KUALA LUMPUR: Pakatan Harapan should plan to win at least 80 seats in the coming general elections to become the largest coalition in Dewan Rakyat.
This will put the coalition in a better position to negotiate the formation of a new government, says Rafizi Ramli, the deputy presidential candidate in Parti Keadilan Rakyat (PKR) elections.
In an interview with Sin Chew Daily, Rafizi said based on the poll results of several state elections held recently, PH should be able to win 80 seats where Democratic Action Party (DAP) can win 35 seats, PKR 30, Parti Amanah Negara 10 and the rest from other anti-BN parties.

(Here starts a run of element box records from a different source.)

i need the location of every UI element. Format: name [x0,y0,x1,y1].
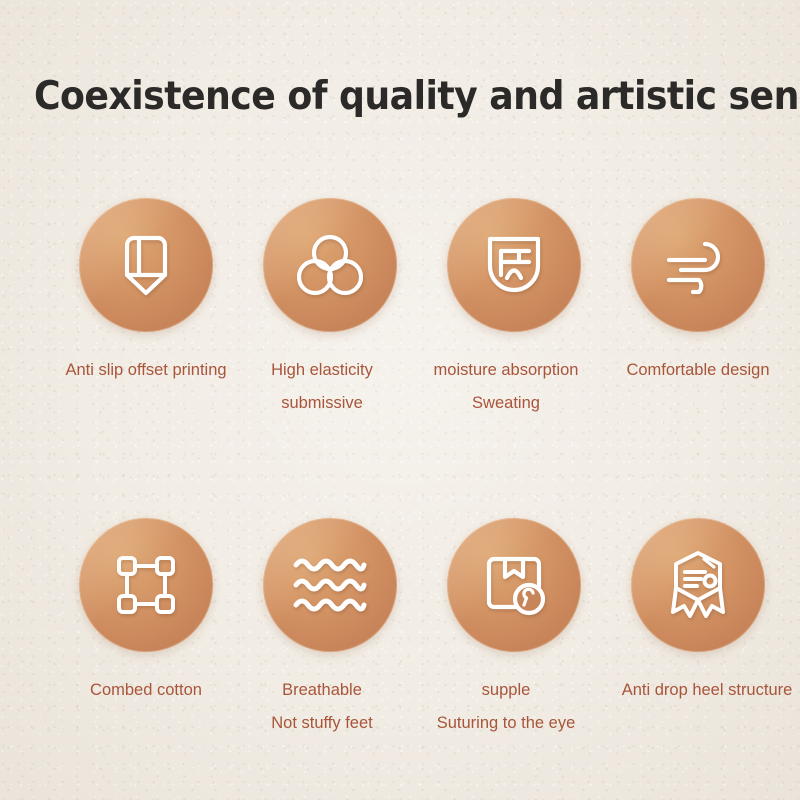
feature-caption: supple Suturing to the eye [437,674,576,740]
feature-item-high-elasticity[interactable]: High elasticity submissive [246,198,414,420]
feature-caption: Anti slip offset printing [65,354,226,387]
caption-line: Sweating [434,387,579,420]
feature-item-anti-drop-heel-structure[interactable]: Anti drop heel structure [614,518,782,740]
feature-icon-badge [79,198,213,332]
caption-line: moisture absorption [434,354,579,387]
feature-caption: moisture absorption Sweating [434,354,579,420]
caption-line: Anti slip offset printing [65,354,226,387]
caption-line: submissive [271,387,373,420]
box-wrench-icon [481,553,547,617]
wind-icon [665,234,731,296]
award-medal-icon [665,550,731,620]
caption-line: Breathable [271,674,373,707]
feature-icon-badge [263,198,397,332]
feature-row-top: Anti slip offset printing High elastici [0,198,800,420]
caption-line: Not stuffy feet [271,707,373,740]
feature-icon-badge [263,518,397,652]
three-circles-icon [297,233,363,297]
caption-line: Suturing to the eye [437,707,576,740]
caption-line: Combed cotton [90,674,202,707]
caption-line: High elasticity [271,354,373,387]
feature-caption: High elasticity submissive [271,354,373,420]
caption-line: Comfortable design [626,354,769,387]
feature-row-bottom: Combed cotton Breathable Not [0,518,800,740]
feature-icon-badge [631,198,765,332]
feature-grid: Anti slip offset printing High elastici [0,198,800,740]
feature-caption: Combed cotton [90,674,202,707]
caption-line: Anti drop heel structure [622,674,793,707]
feature-icon-badge [447,518,581,652]
caption-line: supple [437,674,576,707]
feature-caption: Anti drop heel structure [622,674,793,707]
feature-item-combed-cotton[interactable]: Combed cotton [62,518,230,740]
feature-icon-badge [447,198,581,332]
feature-caption: Comfortable design [626,354,769,387]
page-title: Coexistence of quality and artistic sens… [34,74,722,119]
pencil-icon [115,232,177,298]
feature-item-breathable[interactable]: Breathable Not stuffy feet [246,518,414,740]
feature-highlights-page: Coexistence of quality and artistic sens… [0,0,800,800]
feature-item-moisture-absorption[interactable]: moisture absorption Sweating [430,198,598,420]
feature-icon-badge [79,518,213,652]
fabric-nodes-icon [115,554,177,616]
feature-caption: Breathable Not stuffy feet [271,674,373,740]
feature-item-supple[interactable]: supple Suturing to the eye [430,518,598,740]
wavy-lines-icon [293,556,367,614]
shield-quality-icon [483,233,545,297]
feature-item-comfortable-design[interactable]: Comfortable design [614,198,782,420]
feature-item-anti-slip-offset-printing[interactable]: Anti slip offset printing [62,198,230,420]
feature-icon-badge [631,518,765,652]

“If PH is the largest coalition in Dewan Rakyat, it will have the bargaining power to negotiate for forming a government,” he said.
“But how to win 80 seats? We will have to engage the fence-sitters as many seats won by PH, especially PKR, are mixed constituencies,” he said.
Rafizi said voter turnout for non-Malays were below 50% in the last three state elections.
If 65% to 70% non-Malay and urban Malay voters were to support PH in the coming election, and 5% of fence-sitters who supported Perikatan Nasional (PN) return to PH, then PH should be able to win in multi-cornered fights.
“We should work towards securing voters’ support. To win back the voters, we must not negotiate with Umno president Datuk Seri Ahmad Zahid Hamidi. Voters dislike this. We need to prove to voters we are not power-hungry,” he added.
‘No” to working with PN
Rafizi also said the combined votes for PH and PN seemed to be the easiest way out (in forming a government), but this was not what the voters wanted.
“Voters switched their support from PH to PN because of the former’s lackluster performance. If PH and PN were to form an alliance, the voters might turn to BN and this offers opportunity to Umno,” he explained.
Take the Johor state election as example, Rafizi said BN secured 40% of votes, PH 30% while Bersatu and PAS 27% each.
Based on mathematical calculation, will the combined votes of PH and PN really topple BN?
Rafizi said we should first know why voters supporting PH in 2018 switched to PN. Fence-sitters, especially the Malays who rejected Umno were equally unhappy with PH during its 22-month rule.
They felt that PH did not handle well the issues which touched on Malay sensitivities and switched to support Bersatu which is also against former prime minister Datuk Seri Najib Tun Razak and corruption.
Both Bersatu and PAS know how to handle Malay sensitivities.
Rafizi maintained that PKR president Datuk Seri Anwar Ibrahim was still the best person to unite all parties under PH.
“Anwar should continue to lead PH as he is still the most respected leader in the coalition,” he asserted.
On his personal stand, Rafizi is against working with Bersatu and PAS to form a new government even if the number of seats won by PH and BN is close.
This is because these two parties have betrayed PH, he explained.
Bersatu’s members of parliament have defected for their political survival, and working with the party will lead one to feel that PH is no different from them.
“I do not support working with them regardless of the outcome of the elections. We can work with parties from Sarawak and Sabah,” he said.
Nevertheless, the PH leadership could still make the final decision, he concluded.